The move marks a rare win for families and activists, who have been seeking to hold the company to account for seven years, following the death of 23-year-old employee Hwang Yu-mi from cancer.

Samsung said the apology does not mean the company concedes a link between the chemicals used in its chip factories and cancer and other diseases.

But a statement released on Wednesday admitted that the company should have sought a solution sooner and served as a form of vindication for workers and their families.

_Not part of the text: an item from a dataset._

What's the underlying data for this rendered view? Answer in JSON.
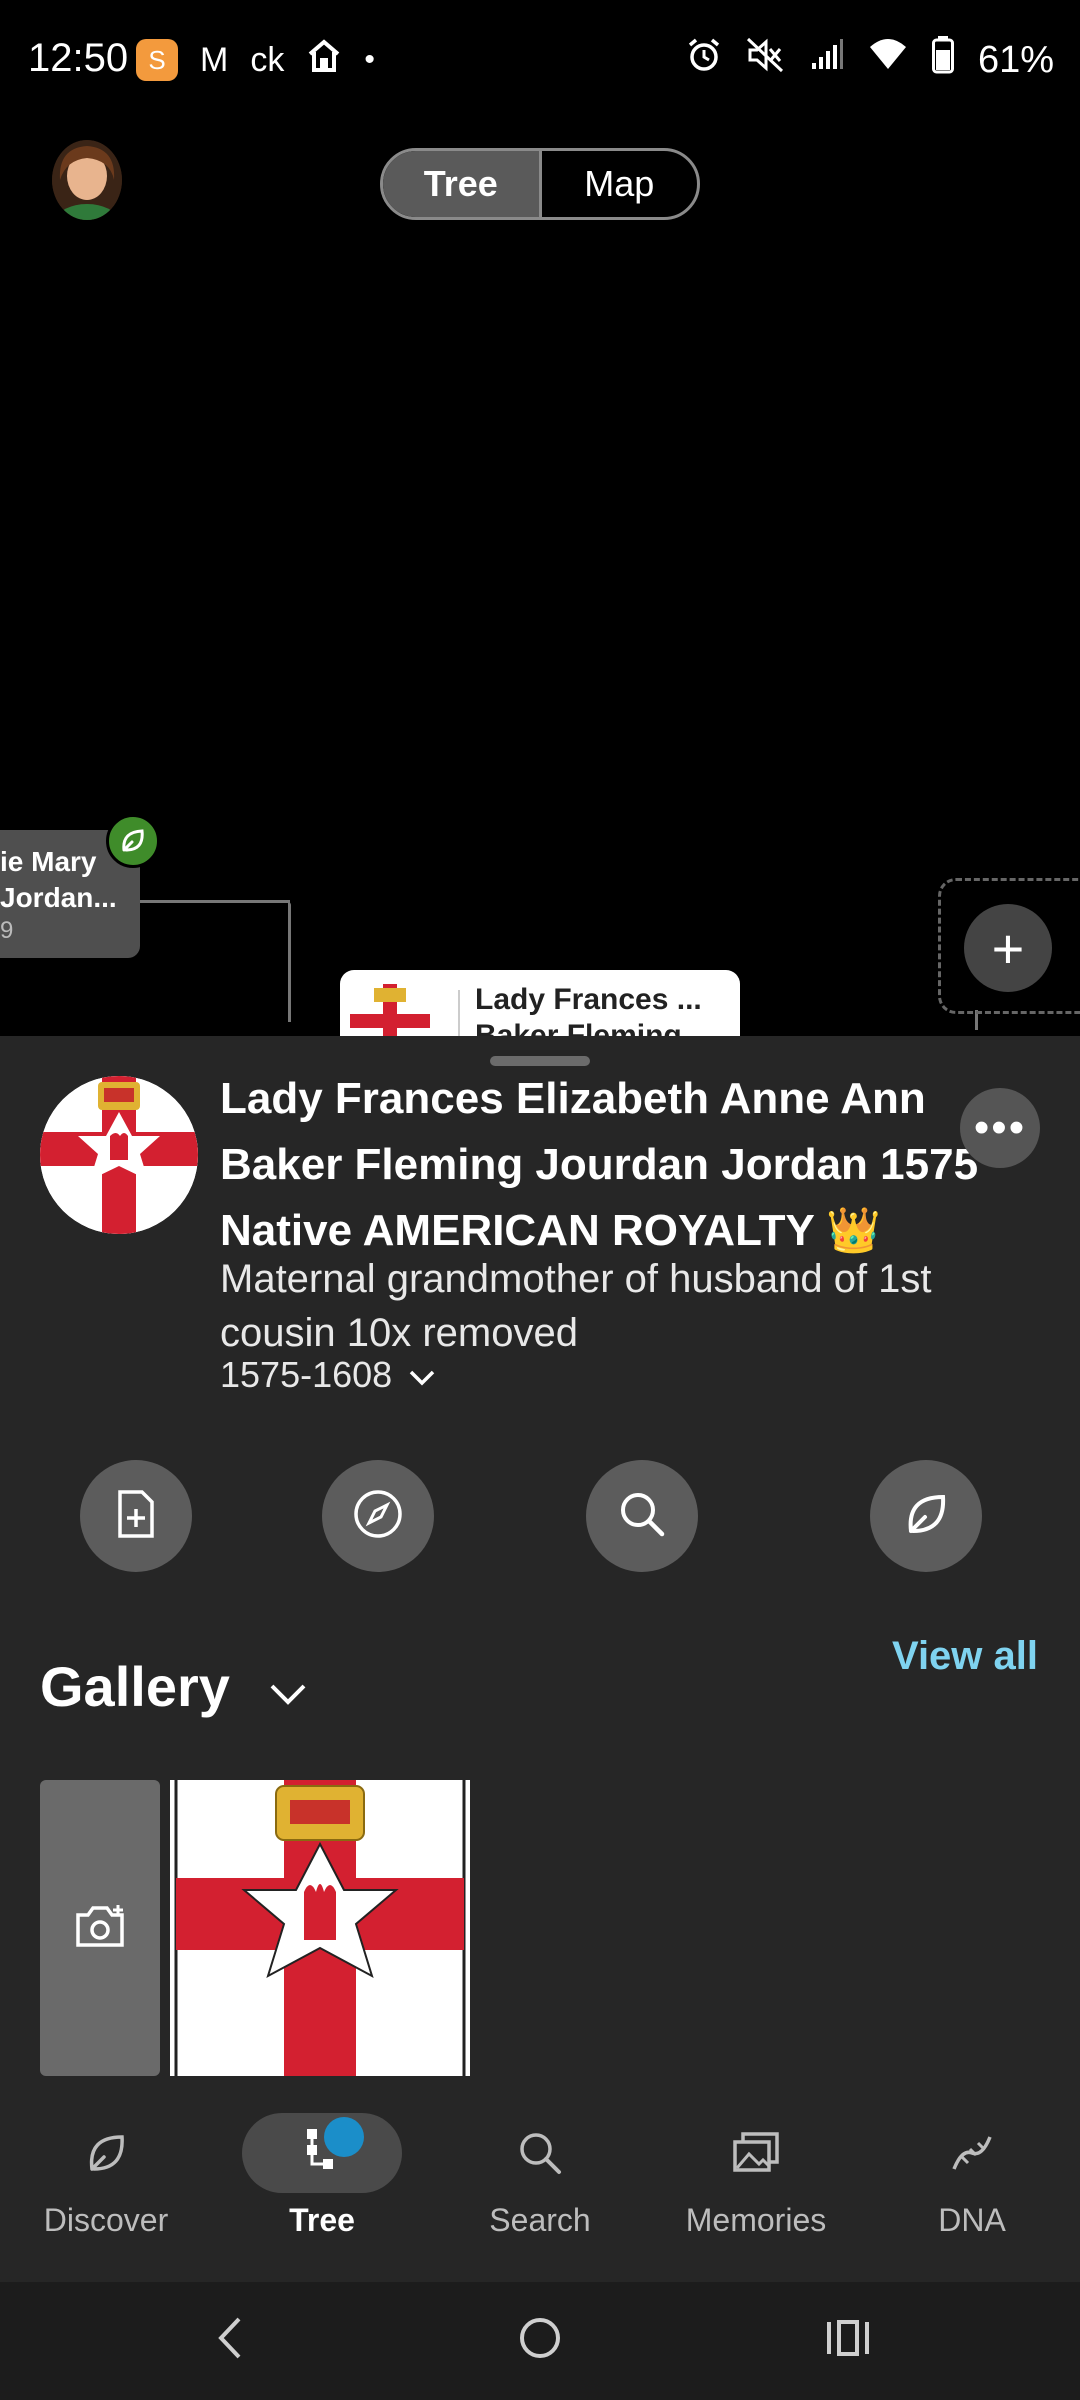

Local news channels in Seoul, South Korea, showed Samsung’s vice chairman Kwon Oh-hyun reading out the emailed statement in front of reporters. He said that the world's largest maker of smartphones and memory chips would compensate workers and their families.

“We feel regret that a solution for this delicate matter has not been found in a timely manner, and we would like to use this opportunity to express our sincerest apology to the affected people,” Mr Kwon said

The statement comes a month after opposition party lawmaker Sim Sang-jeung urged the government and Samsung to come up with measures to help victims and prevent workplace diseases. The resolution proposed by Sim in April said 114 of 243 workers who had fallen ill since the 1990s were former Samsung semiconductor employees.

For the past few years, Samsung has resisted calls to apologize. The company also provided assistance to a government compensation agency in legal battles over the agency's refusal to pay compensation to workers. In South Korea, companies pay levies that the government uses to fund compensation for workplace accidents and illnesses.

Courts have ruled in favour of compensation in three of about a dozen cases. The government agency, Korea Workers' Compensation and Welfare Service, appealed.

Mr Kwon said Samsung will no longer be involved in the lawsuits.

Former Samsung workers, their families and civil groups struggled for years to raise awareness about the cancer cases.

Last year, the story of Hwang Yu-mi, who died from leukaemia in 2007, and her father's legal battles, was made into a film funded by donations and brought more attention to the possible link between conditions at Samsung's older factories and cancers in workers.

Sim, the lawmaker, and SHARP, the advocacy group that helped Hwang's father and the families of other victims, welcomed Samsung's apology and urged the company to begin discussions about compensation.

Samsung watchers say the cancer controversy is a sticking point that Lee Kun-hee, Samsung's chairman and son of the group's founder, wants to resolve before passing leadership to his own son. Lee, 72, is in hospital in a stable condition after suffering a heart attack on Saturday.